3. Raise the bat handle first. The grip lifts with the handle leading; that’s the periscope action. The bat face turns to meet the ball at or above chest height.

4. Angle the face. Tilt it slightly toward fine leg or square leg depending on where the gaps sit. This is a deflection, not a shot through the line.

5. Contact above the body. Aim to meet the ball at chest height or just above, arms extended but not locked out.

6. Follow through upward. Let the bat continue its vertical path after contact. Cutting the shot short is what causes top edges.

Risks and How to Manage Them

The main risk is the top edge: a ball clipped off a mis-angled face flies high and gives fielders at fine leg or square leg an easy catch.

  • Stay tall.
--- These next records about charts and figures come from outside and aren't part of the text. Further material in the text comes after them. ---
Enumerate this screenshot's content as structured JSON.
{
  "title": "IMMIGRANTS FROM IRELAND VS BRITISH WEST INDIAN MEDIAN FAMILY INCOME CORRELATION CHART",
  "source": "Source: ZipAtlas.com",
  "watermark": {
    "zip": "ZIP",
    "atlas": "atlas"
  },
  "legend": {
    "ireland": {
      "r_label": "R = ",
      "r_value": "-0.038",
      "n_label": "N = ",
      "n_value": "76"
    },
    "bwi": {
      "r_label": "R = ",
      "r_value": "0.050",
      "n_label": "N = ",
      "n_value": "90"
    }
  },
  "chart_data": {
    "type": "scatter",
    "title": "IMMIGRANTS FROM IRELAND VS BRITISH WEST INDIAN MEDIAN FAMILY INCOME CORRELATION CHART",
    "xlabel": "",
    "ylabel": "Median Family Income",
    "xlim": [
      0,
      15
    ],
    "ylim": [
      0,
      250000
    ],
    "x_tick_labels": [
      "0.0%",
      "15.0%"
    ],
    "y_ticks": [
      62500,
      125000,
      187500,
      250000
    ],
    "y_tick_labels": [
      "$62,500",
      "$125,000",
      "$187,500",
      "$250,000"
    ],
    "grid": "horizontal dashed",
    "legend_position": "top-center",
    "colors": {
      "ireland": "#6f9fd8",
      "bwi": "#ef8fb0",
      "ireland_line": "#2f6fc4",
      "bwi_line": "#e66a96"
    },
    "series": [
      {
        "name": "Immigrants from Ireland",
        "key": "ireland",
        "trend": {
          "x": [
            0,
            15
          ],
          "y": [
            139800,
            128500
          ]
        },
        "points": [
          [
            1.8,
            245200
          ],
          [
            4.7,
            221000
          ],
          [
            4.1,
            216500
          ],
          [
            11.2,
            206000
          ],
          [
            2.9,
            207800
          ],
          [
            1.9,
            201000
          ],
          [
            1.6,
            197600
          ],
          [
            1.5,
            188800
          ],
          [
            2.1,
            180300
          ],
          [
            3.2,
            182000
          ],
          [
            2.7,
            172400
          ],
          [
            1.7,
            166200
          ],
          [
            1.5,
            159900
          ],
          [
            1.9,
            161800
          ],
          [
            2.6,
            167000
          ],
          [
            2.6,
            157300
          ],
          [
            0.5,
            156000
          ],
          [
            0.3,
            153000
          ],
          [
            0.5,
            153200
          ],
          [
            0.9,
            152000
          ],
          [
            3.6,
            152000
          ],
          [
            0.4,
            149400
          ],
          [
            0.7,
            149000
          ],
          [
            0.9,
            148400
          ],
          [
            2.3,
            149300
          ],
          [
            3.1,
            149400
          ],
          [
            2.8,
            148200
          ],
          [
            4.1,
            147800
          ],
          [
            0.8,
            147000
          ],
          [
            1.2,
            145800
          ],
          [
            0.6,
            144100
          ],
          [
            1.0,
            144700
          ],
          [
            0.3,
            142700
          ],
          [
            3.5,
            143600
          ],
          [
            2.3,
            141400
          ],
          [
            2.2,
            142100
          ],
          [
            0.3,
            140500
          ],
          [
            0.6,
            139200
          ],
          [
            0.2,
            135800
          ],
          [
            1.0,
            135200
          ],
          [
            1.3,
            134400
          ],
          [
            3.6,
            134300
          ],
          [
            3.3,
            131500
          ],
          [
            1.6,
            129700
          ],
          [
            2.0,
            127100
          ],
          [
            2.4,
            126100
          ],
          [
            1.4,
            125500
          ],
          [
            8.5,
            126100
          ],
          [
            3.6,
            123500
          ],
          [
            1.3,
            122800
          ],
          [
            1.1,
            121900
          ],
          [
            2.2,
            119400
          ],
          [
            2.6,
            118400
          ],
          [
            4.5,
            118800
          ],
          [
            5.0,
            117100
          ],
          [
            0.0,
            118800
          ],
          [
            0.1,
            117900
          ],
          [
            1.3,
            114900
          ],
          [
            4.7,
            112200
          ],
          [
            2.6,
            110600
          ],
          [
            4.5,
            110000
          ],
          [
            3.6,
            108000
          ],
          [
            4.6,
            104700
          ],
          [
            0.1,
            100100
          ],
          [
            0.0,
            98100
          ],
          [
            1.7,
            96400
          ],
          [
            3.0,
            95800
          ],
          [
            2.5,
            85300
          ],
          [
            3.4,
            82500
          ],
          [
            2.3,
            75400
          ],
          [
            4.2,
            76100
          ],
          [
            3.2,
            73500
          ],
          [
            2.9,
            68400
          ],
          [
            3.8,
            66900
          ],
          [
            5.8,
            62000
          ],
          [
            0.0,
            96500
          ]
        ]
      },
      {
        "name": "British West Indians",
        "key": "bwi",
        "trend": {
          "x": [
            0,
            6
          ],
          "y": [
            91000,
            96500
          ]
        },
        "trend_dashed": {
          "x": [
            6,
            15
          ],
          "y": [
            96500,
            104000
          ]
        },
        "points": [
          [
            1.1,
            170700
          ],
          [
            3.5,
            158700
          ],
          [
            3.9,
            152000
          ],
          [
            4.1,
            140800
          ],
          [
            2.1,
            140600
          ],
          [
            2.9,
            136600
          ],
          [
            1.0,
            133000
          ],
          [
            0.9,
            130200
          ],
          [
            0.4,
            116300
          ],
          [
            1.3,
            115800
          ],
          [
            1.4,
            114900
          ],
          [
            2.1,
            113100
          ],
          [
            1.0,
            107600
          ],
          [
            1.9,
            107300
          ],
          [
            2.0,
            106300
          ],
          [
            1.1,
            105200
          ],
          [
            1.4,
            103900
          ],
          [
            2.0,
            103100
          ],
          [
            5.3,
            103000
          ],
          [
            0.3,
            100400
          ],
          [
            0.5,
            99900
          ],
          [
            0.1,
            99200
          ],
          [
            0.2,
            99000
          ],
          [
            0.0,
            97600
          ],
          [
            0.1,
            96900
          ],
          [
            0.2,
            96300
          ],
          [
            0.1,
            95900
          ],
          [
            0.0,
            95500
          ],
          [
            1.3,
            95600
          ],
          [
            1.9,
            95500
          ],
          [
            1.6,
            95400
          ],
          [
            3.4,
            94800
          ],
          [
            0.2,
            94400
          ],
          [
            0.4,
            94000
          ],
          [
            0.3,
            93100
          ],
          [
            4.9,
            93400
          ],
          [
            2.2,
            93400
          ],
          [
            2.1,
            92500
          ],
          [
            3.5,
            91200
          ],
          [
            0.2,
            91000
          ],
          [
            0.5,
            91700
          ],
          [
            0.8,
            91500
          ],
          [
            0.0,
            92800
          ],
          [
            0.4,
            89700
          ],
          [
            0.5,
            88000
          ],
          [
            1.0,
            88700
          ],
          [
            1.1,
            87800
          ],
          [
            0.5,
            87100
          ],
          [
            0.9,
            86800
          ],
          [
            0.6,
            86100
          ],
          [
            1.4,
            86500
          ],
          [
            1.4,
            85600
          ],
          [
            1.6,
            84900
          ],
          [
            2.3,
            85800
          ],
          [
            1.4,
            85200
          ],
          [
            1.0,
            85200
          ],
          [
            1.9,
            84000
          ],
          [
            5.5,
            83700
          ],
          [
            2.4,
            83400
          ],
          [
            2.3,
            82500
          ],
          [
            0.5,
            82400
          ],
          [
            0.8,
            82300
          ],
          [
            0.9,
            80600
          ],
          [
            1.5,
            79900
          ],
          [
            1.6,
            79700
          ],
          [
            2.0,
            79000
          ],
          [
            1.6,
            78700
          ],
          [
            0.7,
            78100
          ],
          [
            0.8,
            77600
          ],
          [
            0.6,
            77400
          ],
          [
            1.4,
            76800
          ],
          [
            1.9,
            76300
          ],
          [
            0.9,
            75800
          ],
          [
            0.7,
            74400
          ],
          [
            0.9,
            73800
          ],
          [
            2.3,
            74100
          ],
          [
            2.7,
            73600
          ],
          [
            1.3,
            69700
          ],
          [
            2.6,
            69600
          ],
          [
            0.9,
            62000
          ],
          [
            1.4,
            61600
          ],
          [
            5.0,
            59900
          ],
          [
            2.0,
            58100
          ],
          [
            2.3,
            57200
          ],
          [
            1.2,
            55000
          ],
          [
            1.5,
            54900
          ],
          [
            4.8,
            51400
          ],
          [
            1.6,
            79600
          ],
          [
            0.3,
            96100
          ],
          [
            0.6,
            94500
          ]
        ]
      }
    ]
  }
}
Crouching pulls the bat face off line.
  • Don’t over-hit. The ball’s own pace does the work; swinging hard turns a deflection into a top edge.
  • Know your exit. If you’re unsure, ducking under the ball or playing it down defensively with a vertical bat is always the safer option.

Drills to Practice

  1. Hanging ball drill: suspend a ball at chest height on a rope and repeat the vertical bat arc, angling the face each time.
  2. Short-pitch throw-downs: have a feeder throw into the body from 10 to 12 metres. Focus on picking the line and raising the bat cleanly.
  3. Video analysis: review footage of the shot in match conditions to study body position and bat path.

Frequently asked questions

What is the periscope shot in cricket?+

The periscope shot involves raising the bat vertically — like a submarine periscope — against a short-pitched delivery aimed into the body, deflecting the ball over the infield on the leg side. It is primarily used in T20 and limited-overs cricket.

Who invented or popularised the periscope shot?+

The shot is associated with innovative T20 batting in the modern era. Several aggressive batters in franchise cricket have used it to neutralise short-pitched bowling when conventional pulls or hooks are not possible.

Is the periscope shot effective in Test cricket?+

It is rarely used in Test cricket. Its value lies in T20 and ODI contexts where a batter needs to score off a difficult short ball that cannot be pulled safely — it turns a defensive situation into a potential scoring opportunity.